Theirs was not the only spy mission in our history. Prior to entering Eretz Yisrael, Yehoshua, Moshe Rabbenu’s successor, sent Kalev ben Yefuneh and Pinchas ben Elazar HaKohen to spy out the land. In contrast to Moshe’s ill-fated mission, Yehoshua’s mission ended successfully. The commentators grapple with the divergent outcomes and search for reasons to support these aftermaths.
The Malbim distinguishes between a tayar, tourist (v’yasuru), and a merageil, spy. A tayar looks for areas of the land that are aesthetically appealing, impressive sights that reflect positive opportunities for cultural and economic growth. He inspects the agricultural potential of the land and searches for the best place to establish housing. The merageil searches for negatives. He is interested in the land’s weaknesses – where it is easiest to breach; where an attack will support the greatest chance for victory. Yehoshua sent meraglim, spies, to determine where it was best to penetrate the country’s defenses. Thus, he instructed them to inspect Yericho, which was a fortified city, thoroughly. Moshe, however, sent his men to inspect the land, to discern its goodness. He knew that military success is not contingent upon physical prowess, but upon one’s trust in Hashem.
The Maharsha (Sotah 34) contrasts Moshe’s unsuccessful spy mission with Yehoshua’s mission. It was not so much the spies, but those who sent them, that engendered the opposite outcomes. The spiritual plateau achieved by the nation under Moshe’s leadership was, at best, tenuous. [True, they had witnessed the splitting of the Red Sea, been privy to the greatest Revelation ever witnessed by man, but so much, so quickly, did not allow them to digest and absorb what they had experienced.] When the nation approached Moshe with their request for spies, he assumed that they wanted to know what was the easiest, most direct way to breach the country. Otherwise, he was certain that they fully believed that Eretz Yisrael was a land flowing with milk and honey, a good land, a land that was propitious for physical settlement and spiritual growth. The people, however, were not on the same page as their leader. They doubted whether Eretz Yisrael was all that it was touted to be. Therefore, each tribe was looking out for itself, choosing its own representative spy whom they trusted to look out for its individual interests. They had no trust. When one’s faith is deficient, he sees demons around every corner, beneath every cover.

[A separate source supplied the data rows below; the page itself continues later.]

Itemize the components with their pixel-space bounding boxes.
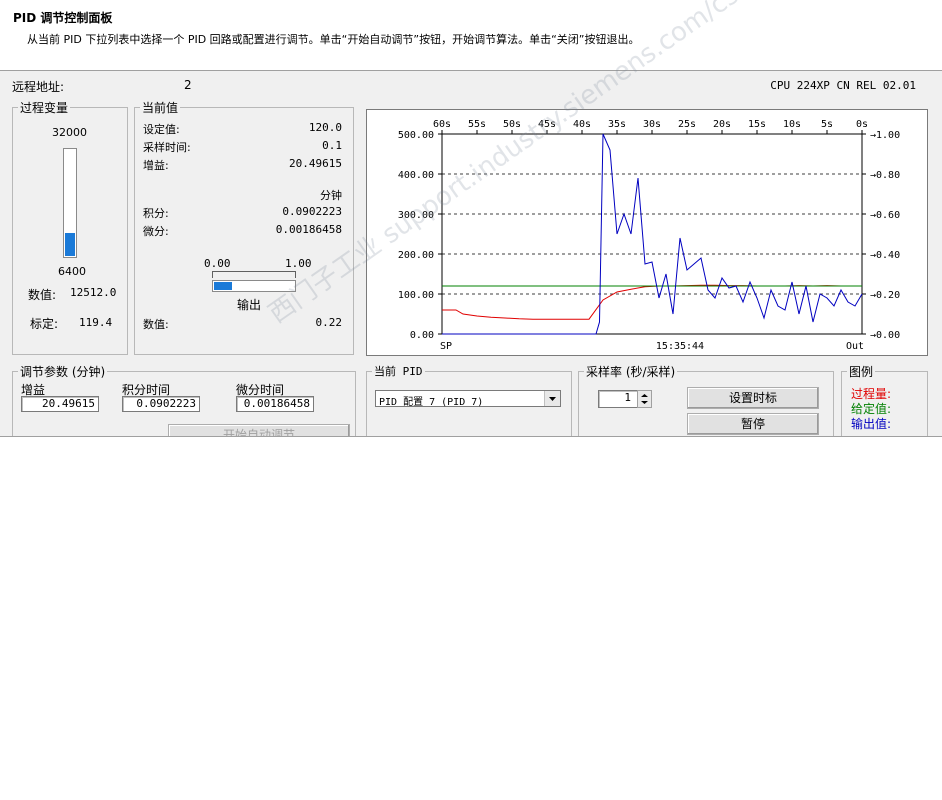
pv-value-label: 数值:: [28, 288, 57, 302]
right-tick-label: →0.00: [870, 330, 900, 341]
sampling-spinner[interactable]: [637, 390, 652, 408]
output-min-label: 0.00: [204, 257, 231, 270]
remote-address-label: 远程地址:: [12, 80, 65, 94]
output-scale-line: [212, 271, 296, 278]
top-tick-label: 50s: [503, 119, 521, 130]
left-tick-label: 0.00: [410, 330, 434, 341]
output-value-label: 数值:: [143, 318, 169, 331]
top-tick-label: 10s: [783, 119, 801, 130]
sample-time-value: 0.1: [322, 139, 342, 152]
pv-scaled-value: 119.4: [79, 316, 113, 329]
current-values-title: 当前值: [140, 99, 181, 116]
top-tick-label: 60s: [433, 119, 451, 130]
tuning-params-title: 调节参数 (分钟): [18, 363, 108, 380]
right-tick-label: →0.60: [870, 210, 900, 221]
legend-output: 输出值:: [851, 417, 892, 431]
tuning-derivative-input[interactable]: 0.00186458: [236, 396, 314, 412]
right-tick-label: →0.40: [870, 250, 900, 261]
top-tick-label: 45s: [538, 119, 556, 130]
bottom-right-label: Out: [846, 341, 864, 352]
pv-min-label: 6400: [58, 265, 86, 278]
plot-frame: [441, 133, 863, 335]
derivative-label: 微分:: [143, 225, 169, 238]
spinner-arrows-icon[interactable]: [638, 391, 651, 407]
right-tick-label: →1.00: [870, 130, 900, 141]
gain-value: 20.49615: [289, 157, 342, 170]
setpoint-value: 120.0: [308, 121, 342, 134]
pid-tuning-panel: PID 调节控制面板 从当前 PID 下拉列表中选择一个 PID 回路或配置进行…: [0, 0, 942, 437]
output-bar-fill: [214, 282, 232, 290]
bottom-center-label: 15:35:44: [656, 341, 704, 352]
bottom-left-label: SP: [440, 341, 452, 352]
legend-title: 图例: [847, 363, 876, 380]
cpu-info: CPU 224XP CN REL 02.01: [770, 79, 916, 92]
tuning-gain-input[interactable]: 20.49615: [21, 396, 99, 412]
output-label: 输出: [237, 298, 262, 312]
pid-select[interactable]: PID 配置 7 (PID 7): [375, 390, 561, 408]
remote-address-value: 2: [184, 78, 192, 92]
output-bar: [212, 280, 296, 292]
gain-label: 增益:: [143, 159, 169, 172]
top-tick-label: 35s: [608, 119, 626, 130]
process-variable-title: 过程变量: [18, 99, 71, 116]
setpoint-label: 设定值:: [143, 123, 180, 136]
pause-button[interactable]: 暂停: [687, 413, 819, 435]
top-tick-label: 55s: [468, 119, 486, 130]
top-tick-label: 0s: [856, 119, 868, 130]
set-time-button[interactable]: 设置时标: [687, 387, 819, 409]
trend-chart-svg: 60s 55s 50s 45s 40s 35s 30s 25s 20s 15s 10s 5s 0s 500…: [398, 119, 900, 352]
left-tick-label: 300.00: [398, 210, 434, 221]
pv-value: 12512.0: [70, 286, 117, 299]
sampling-rate-input[interactable]: 1: [598, 390, 638, 408]
right-tick-label: →0.20: [870, 290, 900, 301]
top-tick-label: 25s: [678, 119, 696, 130]
integral-value: 0.0902223: [282, 205, 342, 218]
integral-label: 积分:: [143, 207, 169, 220]
pid-select-value: PID 配置 7 (PID 7): [379, 397, 484, 408]
top-tick-label: 5s: [821, 119, 833, 130]
left-tick-label: 100.00: [398, 290, 434, 301]
top-tick-label: 40s: [573, 119, 591, 130]
pv-scaled-label: 标定:: [30, 317, 59, 331]
panel-title: PID 调节控制面板: [13, 11, 113, 25]
output-value: 0.22: [315, 316, 343, 329]
output-max-label: 1.00: [285, 257, 312, 270]
top-tick-label: 20s: [713, 119, 731, 130]
pv-level-bar: [63, 148, 77, 258]
top-tick-label: 30s: [643, 119, 661, 130]
top-tick-label: 15s: [748, 119, 766, 130]
pv-max-label: 32000: [52, 126, 87, 139]
left-tick-label: 400.00: [398, 170, 434, 181]
trend-chart: 60s 55s 50s 45s 40s 35s 30s 25s 20s 15s 10s 5s 0s 500…: [366, 109, 928, 356]
bottom-edge: [0, 436, 942, 437]
right-tick-label: →0.80: [870, 170, 900, 181]
header: PID 调节控制面板 从当前 PID 下拉列表中选择一个 PID 回路或配置进行…: [0, 0, 942, 71]
left-tick-label: 200.00: [398, 250, 434, 261]
minutes-label: 分钟: [320, 189, 342, 202]
current-pid-title: 当前 PID: [372, 363, 425, 379]
derivative-value: 0.00186458: [275, 223, 342, 236]
chevron-down-icon[interactable]: [544, 391, 560, 406]
panel-description: 从当前 PID 下拉列表中选择一个 PID 回路或配置进行调节。单击“开始自动调…: [27, 33, 640, 46]
left-tick-label: 500.00: [398, 130, 434, 141]
sample-time-label: 采样时间:: [143, 141, 191, 154]
pv-level-fill: [65, 233, 75, 256]
tuning-integral-input[interactable]: 0.0902223: [122, 396, 200, 412]
sampling-title: 采样率 (秒/采样): [584, 363, 678, 380]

Yehoshua’s nation was different from the one which Moshe had led. Forty years had passed. These were the children – now adults – who had been inculcated with the spiritual lessons and demeanor of Moshe Rabbeinu and Aharon HaKohen. They saw them as their mentors, their life’s example of Torah leadership at its apex. This generation was on a more elevated spiritual plane than that achieved by their predecessors – their parents. They relied on Yehoshua because they trusted him. They saw Yehoshua for what he was – successor to Moshe Rabbeinu, handpicked by Hashem to lead the nation. Those whom Yehoshua selected as spies were good enough for them. They had no doubts. When one has faith in Hashem and trust in His chosen leaders, the mission achieves spiritual status. When one has no trust, the mission is doomed to fail from its very onset.